Amp-wp: Export AMP Story as Zip File

Created on 29 May 2019  ·  18Comments  ·  Source: ampproject/amp-wp

As a user, when exporting an AMP Story, I want the exported story to be in the format of a zip file.

AC1: Selecting the "export" (or like) button within the editor the initiate a request to the server to create a zip file of the AMP Story
AC2: The zip file will include all assets referenced within the story
AC3: Once the zip file is ready the user will be prompted to download the zipped story
AC4: The zip file will contain index.html as well as all assets (images, videos, etc.)
AC5: The zip file will be named the same as the title of the AMP Story
AC6: The style of the exported AMP Story matches the source AMP Story

AMP Stories (obsolete)

All 18 comments

Architectural Summary

  • Add the enable_amp_stories_export and amp_stories_baseurl options to AMP_Options_Menu::render_amp_stories() and AMP_Options_Manager::validate_options() so we can verify that export is supported with AMP_Options_Manager::get_option( 'enable_amp_stories_export' ), as well as, perform the find and replace on the exported assets with AMP_Options_Manager::get_option( 'amp_stories_baseurl' ). Image from #2464

    options

  • Add a hook inside AMP_Story_Post_Type::register() to handle the Ajax request.

  • Create one or more helper methods to check that we can actual export the code. For example, check that the ZipArchive class is available and the current_user_can( 'edit_files' ). This will make it easier to test and load hooks etc.
  • Enqueue amp-stories-export.js inside AMP_Story_Post_Type::enqueue_block_editor_scripts() with a localized ampStoriesExport script to contain the nonce/action and other variables.
  • Create an amp-stories-export.js file that uses wp.plugins.registerPlugin, wp.element.createElement, and wp.editPost.PluginMoreMenuItem to create a new menu item inside the existing tools & options sidebar that makes an Ajax request to AMP_Story_Post_Type::handle_export().

    menu

  • Create an AMP_Story_Post_Type::handle_export() method that returns a JSON response.

    • On error.

      • Display the error message. TBD

    • On success.

      • The method generates a Zip archive (probably as an actual WP attachment ) and sends the location back with the JSON response. We can then do window.location = xhr.response.data.location;, which will initiate a download and NOT redirect the page.

    • Further Thoughts

      • If the archive can be created as an attachment then we don't have to worry about garbage collection and can let the user delete the archive files through the media manager or download them again at a later time.

      • We need to decide on the name conventions of the archive file. So whether it will be just the story slug or if we attach the date or perhaps use something like hash_file to ensure we don't generate a duplicate archive.
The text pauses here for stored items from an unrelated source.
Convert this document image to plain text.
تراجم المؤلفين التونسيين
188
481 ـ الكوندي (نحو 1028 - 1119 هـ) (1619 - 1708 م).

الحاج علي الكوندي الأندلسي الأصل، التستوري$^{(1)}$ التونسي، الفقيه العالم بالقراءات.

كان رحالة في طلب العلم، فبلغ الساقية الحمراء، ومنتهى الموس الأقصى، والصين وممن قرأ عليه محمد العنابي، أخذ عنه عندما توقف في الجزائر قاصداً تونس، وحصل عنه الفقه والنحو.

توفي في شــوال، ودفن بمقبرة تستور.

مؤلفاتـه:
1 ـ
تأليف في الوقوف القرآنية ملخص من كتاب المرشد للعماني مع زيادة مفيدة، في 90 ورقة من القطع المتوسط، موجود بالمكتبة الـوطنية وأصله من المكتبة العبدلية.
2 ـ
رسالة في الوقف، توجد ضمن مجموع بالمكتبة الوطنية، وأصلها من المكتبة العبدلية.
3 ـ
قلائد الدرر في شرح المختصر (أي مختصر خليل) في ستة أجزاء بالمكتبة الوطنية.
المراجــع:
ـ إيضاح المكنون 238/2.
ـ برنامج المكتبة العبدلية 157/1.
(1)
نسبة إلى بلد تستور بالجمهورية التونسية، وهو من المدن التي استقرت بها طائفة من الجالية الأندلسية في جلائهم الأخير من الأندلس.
Also, we need to decide on what to do if there isn't a slug, we will only have access to the story ID.

  • Add unit and integration tests.

Enqueue amp-stories-export.js inside [...]
Create an amp-stories-export.js file that uses wp.plugins.registerPlugin, wp.element.createElement, and wp.editPost.PluginMoreMenuItem

I don't think we need a new file for that single feature. Adding that new plugin would be as easy as creating a file ./assets/src/stories-editor/plugins/export.js with content like this:

/**
 * WordPress dependencies
 */
import { PluginMoreMenuItem } from '@wordpress/edit-post';

export const name = 'amp-story-export';

export const render = ( ) => (
    <PluginMoreMenuItem
        icon="smiley"
        onClick={ () => { alert( 'Button Clicked' ) } }
    >
        More Menu Item
    </PluginMoreMenuItem>
);

Create an AMP_Story_Post_Type::handle_export() method that returns a JSON response.

Instead of creating files on the server or even attachments, can we just return the actual ZIP file? That would greatly simplify this IMHO.

Also, how would the exporter work under the hood, just fetch the actual story using wp_remote_get() (like \AMP_Validation_Manager::validate_url) and then replacing the URLs somehow?

Curious to hear Weston's thoughts on this first though :-)

Instead of creating files on the server or even attachments, can we just return the actual ZIP file? That would greatly simplify this IMHO

+1 for returning the Zip file directly.

  • Add a hook inside AMP_Story_Post_Type::register() to handle the Ajax request.

Note that this could be a REST API endpoint, perhaps even an endpoint dangling off of a singular story. For example: https://example.com/wp-json/wp/v2/amp_story/2071/zip/. Though I realize that the REST API is not usually sending back non-JSON data.

  • The method generates a Zip archive (probably as an actual WP attachment ) and sends the location back with the JSON response. We can then do window.location = xhr.response.data.location;, which will initiate a download and NOT redirect the page.

I have little experience with doing this, but what about using something like download.js to ensure cross-platform compatibility?

  • If the archive can be created as an attachment then we don't have to worry about garbage collection and can let the user delete the archive files through the media manager or download them again at a later time.

As @swissspidy noted, do we even need to have the file saved to disk? For example, if doing a fetch() then the server could respond with the ZIP as the response and the client could pass that blob to that download() JS lib. No need to save a file to disk, and no need to create an attachment, and no worry about the archive going stale.

  • We need to decide on the name conventions of the archive file. So whether it will be just the story slug…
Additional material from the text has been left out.